A third ambulance was dispatched from Lockhart, which took an hour to arrive.
“Darren Rudd was the ambulance officer who attended to me. He was so apologetic, but he was absolutely fantastic. He did everything in his power to calm me and assure me everything was alright even though I was in great pain,” Mr Blackburn said.
Mr Blackburn’s condition, Trigeminal Neuralgia, strikes without warning and causes intense, stabbing, electric shock-like pain.
“It’s like firecrackers and lightning going off inside your head and it is so intense it puts you on the ground.
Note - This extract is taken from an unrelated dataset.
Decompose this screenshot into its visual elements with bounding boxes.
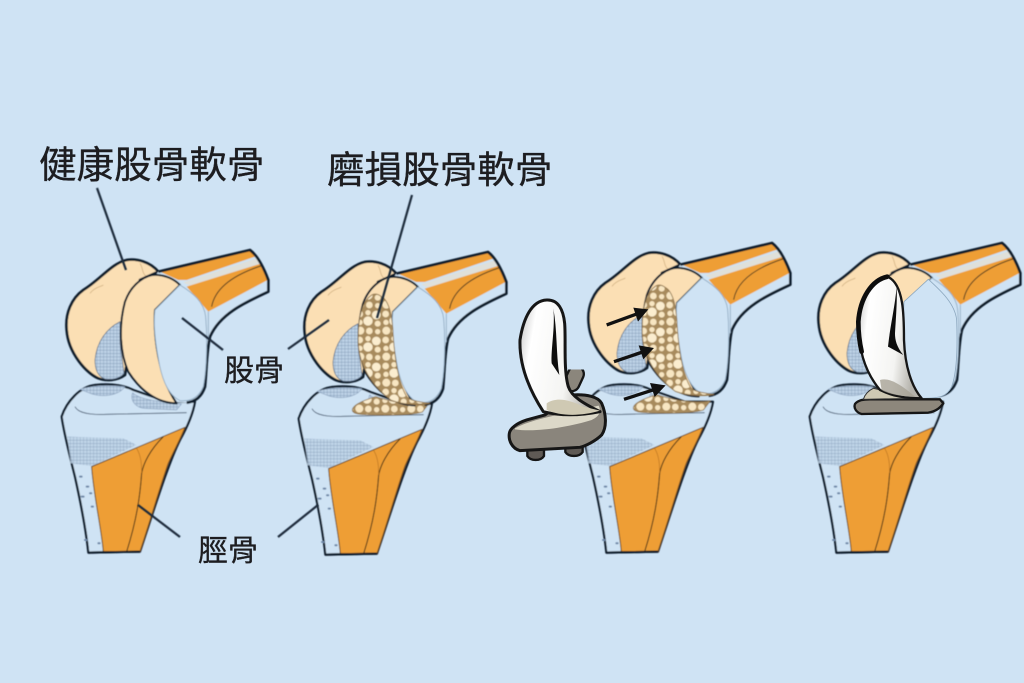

It’s like a rapid-fire migraine cluster times ten, and that’s not downgrading the intense pain of migraines,” he said.
Steven Pearce from the Australian Paramedics Association said sadly, this is happening all too often in Wagga.
“The sad thing is we have enough paramedics coming through with degrees who want to work, but the NSW Government is not creating the positions even though they have a surplus,” Mr Pearce said.
The union said Wagga has the same amount of paramedics since the 1980’s, yet the workload has gone up more than 400 per cent.
“We’ve been asking for an extra 500 positions, but they’re only funding 50. Put it this way, for Wagga to get just two more staffed ambulances, which we desperately need, we would have to have 11 staff just to do it,” Mr Pearce said.
“What if I was having a heart attack? They didn't know that when they dispatched him on his own and so we were stuck here,” Mr Blackburn said.
Mr Blackburn said Wagga is facing a ticking time-bomb.
“Someone is going to die because we simply don’t have enough soldiers on the ground,” he said.